Rollercoaster Weekend

It had its ups and downs.

Wine and Cheese and Cookies

The "up" part: Friday afternoon, I got to leave work at half day and go home, so that I could take a trip with my family up to beautiful Logan, Utah. The autumn leaves up there are stunning this time of year, but we also had ulterior motives: Cookies.

Just fifteen minutes north of Logan is the Pepperidge Farm production plant. And this plant has a thrift shop. If you are familiar with the "Milano" cookies, you will know that a teeny little paper bag of them costs about $2.50 in the grocery store. What you may not know, is that not all of those milanos roll off of the production line in perfect form.

The mis-shapen ones are relegated to the "seconds" bin, which are then bagged up and sold in the thrift shop. 3 1/2 pound bag of 'em for $5.00. And that's not all! Just about every product made there (all of their cookies included) will end up in the thrift store in one way or another. Big bags of the world famous Goldfish (the snack that smiles back at you until you bite their head off) for pretty low prices as well. So yes, we made a haul.

And what is a trip to Cache Valley, without stopping by the dairy and buying the famous Cache Valley cheese? Also at a discount? Mmmmm, and oh yes, Squeaky Cheese! Another haul made here.

Food Poisoning at a Discount.

So, now it's about 7:00, and we're on our way home, and decide to stop by a Sonic drive-in to get dinner. We order, and they tell us that our order will be about $20.00 and some change.

We wait. And Wait. And Wait. And Wait. And finally, a teenaged girl comes out and says "This is how you order: You push this button, and someone will answer you and take your order." Did I really look so stupid that she thought we needed help in that?

"Uh, we placed our order about 20 minutes ago, and they gave us a total and everything. Where is our food?"

The girl blanched a bit in the face, and genuinely looked nervous. She hurriedly re-placed our order on a different microphone, and gave us a hefty discount. We got the food, ate the food, and by the time we had gotten home, my wife and I were both ready to pay homage to the porcelain goddess.

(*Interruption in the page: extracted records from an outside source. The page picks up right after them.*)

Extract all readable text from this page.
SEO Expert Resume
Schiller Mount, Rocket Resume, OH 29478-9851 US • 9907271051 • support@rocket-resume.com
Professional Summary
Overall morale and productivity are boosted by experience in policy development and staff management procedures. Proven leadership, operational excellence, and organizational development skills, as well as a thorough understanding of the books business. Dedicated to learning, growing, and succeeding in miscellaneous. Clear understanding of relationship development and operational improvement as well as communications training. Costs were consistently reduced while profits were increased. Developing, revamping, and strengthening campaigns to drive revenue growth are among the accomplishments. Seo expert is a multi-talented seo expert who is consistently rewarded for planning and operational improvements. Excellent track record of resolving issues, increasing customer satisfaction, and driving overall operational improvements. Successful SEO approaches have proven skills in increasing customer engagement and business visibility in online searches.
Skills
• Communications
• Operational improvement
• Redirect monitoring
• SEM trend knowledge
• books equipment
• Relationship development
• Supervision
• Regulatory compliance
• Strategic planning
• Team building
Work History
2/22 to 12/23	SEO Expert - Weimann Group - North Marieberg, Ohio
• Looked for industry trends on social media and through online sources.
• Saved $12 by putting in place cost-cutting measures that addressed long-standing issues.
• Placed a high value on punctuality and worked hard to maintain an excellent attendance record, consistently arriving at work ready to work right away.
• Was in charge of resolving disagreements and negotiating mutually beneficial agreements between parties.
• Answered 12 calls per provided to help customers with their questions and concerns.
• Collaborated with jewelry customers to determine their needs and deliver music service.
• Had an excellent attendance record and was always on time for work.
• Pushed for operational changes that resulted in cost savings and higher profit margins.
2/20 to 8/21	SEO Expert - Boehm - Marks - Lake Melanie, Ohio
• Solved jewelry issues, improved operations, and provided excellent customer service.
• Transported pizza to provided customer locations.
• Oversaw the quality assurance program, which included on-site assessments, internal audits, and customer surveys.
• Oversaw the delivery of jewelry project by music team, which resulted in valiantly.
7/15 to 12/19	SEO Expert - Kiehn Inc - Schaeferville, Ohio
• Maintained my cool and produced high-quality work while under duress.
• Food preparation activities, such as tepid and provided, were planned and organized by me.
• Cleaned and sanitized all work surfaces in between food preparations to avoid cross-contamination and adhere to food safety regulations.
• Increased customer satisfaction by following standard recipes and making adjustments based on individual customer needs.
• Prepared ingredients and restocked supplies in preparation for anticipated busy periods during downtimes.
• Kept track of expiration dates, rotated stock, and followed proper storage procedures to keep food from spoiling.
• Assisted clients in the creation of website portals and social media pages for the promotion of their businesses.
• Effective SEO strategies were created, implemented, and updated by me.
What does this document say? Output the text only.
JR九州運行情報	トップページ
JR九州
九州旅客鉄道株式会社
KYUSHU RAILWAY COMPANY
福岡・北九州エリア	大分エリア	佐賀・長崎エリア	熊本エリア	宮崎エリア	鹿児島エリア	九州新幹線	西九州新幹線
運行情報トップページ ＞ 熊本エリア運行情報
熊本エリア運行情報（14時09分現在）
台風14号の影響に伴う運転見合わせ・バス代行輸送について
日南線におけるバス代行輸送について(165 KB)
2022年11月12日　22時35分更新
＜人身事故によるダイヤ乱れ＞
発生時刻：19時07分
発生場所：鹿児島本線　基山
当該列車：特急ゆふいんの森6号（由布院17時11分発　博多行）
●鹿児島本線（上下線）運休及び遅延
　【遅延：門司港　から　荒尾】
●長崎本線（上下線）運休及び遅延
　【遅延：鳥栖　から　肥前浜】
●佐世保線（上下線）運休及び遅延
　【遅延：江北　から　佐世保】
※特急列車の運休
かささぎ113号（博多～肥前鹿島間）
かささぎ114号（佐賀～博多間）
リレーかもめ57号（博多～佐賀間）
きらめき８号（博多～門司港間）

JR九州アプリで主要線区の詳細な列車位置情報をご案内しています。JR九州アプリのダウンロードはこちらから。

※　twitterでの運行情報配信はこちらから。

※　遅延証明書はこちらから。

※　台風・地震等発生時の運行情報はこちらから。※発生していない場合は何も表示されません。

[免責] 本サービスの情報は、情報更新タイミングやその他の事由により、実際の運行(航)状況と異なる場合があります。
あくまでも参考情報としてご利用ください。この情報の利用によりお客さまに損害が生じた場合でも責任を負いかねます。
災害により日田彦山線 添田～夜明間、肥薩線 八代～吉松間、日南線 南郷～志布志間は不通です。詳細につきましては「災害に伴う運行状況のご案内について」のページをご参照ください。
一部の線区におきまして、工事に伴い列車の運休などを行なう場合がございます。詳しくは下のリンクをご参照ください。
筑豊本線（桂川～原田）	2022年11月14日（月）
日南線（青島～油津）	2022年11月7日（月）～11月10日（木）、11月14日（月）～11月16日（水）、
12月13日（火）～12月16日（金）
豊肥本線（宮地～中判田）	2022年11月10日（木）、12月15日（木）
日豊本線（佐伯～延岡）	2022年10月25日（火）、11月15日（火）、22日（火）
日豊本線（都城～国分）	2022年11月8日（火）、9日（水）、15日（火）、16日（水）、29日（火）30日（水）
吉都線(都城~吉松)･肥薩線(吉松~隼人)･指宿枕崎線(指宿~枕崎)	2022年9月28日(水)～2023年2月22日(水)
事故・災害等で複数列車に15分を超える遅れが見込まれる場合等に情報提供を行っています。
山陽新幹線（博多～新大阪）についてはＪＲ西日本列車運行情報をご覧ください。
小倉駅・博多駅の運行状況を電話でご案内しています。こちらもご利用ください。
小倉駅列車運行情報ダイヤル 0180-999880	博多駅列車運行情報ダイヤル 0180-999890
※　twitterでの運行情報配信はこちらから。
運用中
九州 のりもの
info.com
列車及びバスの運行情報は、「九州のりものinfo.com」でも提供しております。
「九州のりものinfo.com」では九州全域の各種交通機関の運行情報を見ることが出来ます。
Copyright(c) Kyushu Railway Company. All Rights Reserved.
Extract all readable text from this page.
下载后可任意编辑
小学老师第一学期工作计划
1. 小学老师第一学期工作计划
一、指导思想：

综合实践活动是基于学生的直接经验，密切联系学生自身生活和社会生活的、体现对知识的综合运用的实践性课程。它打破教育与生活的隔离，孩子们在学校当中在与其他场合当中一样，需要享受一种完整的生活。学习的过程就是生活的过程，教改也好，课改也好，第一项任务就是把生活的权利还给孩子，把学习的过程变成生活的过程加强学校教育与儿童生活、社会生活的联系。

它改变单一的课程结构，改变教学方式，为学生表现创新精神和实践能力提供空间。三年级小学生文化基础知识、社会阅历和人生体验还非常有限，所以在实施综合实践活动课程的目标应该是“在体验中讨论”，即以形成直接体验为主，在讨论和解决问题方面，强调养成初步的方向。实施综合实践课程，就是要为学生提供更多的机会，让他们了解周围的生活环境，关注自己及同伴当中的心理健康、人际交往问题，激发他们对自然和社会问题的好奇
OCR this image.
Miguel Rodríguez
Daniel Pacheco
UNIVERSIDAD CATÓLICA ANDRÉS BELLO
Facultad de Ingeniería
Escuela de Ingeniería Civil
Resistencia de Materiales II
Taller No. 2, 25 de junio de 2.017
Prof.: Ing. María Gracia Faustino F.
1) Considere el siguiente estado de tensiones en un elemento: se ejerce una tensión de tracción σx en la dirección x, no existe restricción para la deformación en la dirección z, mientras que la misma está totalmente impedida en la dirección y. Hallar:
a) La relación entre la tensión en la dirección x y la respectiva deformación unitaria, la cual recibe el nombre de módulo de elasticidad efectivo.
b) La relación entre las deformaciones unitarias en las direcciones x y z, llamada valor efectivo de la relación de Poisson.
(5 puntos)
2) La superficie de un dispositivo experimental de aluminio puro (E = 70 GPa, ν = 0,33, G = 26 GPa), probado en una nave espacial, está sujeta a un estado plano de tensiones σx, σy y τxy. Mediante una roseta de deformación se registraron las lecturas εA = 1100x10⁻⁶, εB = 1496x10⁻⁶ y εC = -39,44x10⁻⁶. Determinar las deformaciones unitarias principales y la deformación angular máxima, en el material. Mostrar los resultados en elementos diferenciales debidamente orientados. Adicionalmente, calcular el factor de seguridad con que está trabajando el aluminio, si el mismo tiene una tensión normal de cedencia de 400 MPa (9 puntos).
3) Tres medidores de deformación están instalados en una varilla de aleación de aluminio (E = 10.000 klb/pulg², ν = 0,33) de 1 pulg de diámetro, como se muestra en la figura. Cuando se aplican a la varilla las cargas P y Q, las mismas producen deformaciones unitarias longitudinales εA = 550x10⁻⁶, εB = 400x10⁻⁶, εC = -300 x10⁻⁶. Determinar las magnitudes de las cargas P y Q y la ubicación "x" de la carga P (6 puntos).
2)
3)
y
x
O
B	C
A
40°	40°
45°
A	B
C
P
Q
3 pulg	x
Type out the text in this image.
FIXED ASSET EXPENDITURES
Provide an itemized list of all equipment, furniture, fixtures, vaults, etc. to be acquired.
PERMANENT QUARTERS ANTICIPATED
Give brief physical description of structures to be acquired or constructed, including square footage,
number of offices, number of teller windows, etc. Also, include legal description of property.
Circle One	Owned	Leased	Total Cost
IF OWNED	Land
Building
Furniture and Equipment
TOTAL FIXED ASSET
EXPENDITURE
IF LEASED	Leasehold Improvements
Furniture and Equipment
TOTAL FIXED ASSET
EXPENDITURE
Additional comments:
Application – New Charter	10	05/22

All night long. Thank you, Sonic.

A Nose is a Nose

So yesterday, after having been sick all day Saturday, I started feeling a little bit better. The day really wasn't all that remarkable until last night when I was putting the cute critter to bed. I told her to lay down, and she thought it would be funny to head-butt me, and ended up smashing me in the nose. I don't think she broke it, but came very close. A nice gush of blood, and a sore nose all night, but things seem to be back to normal. And hey, it got my sinuses to drain, so can I complain all that much?

So that is the weekend report, other than all of those cookies threw my hypoglaucemia into a tailspin, and I've spent the better part of two days now with a parched throat. Of course, the dehydration due to food poisoning might have contributed to that. (Thank you, Sonic.)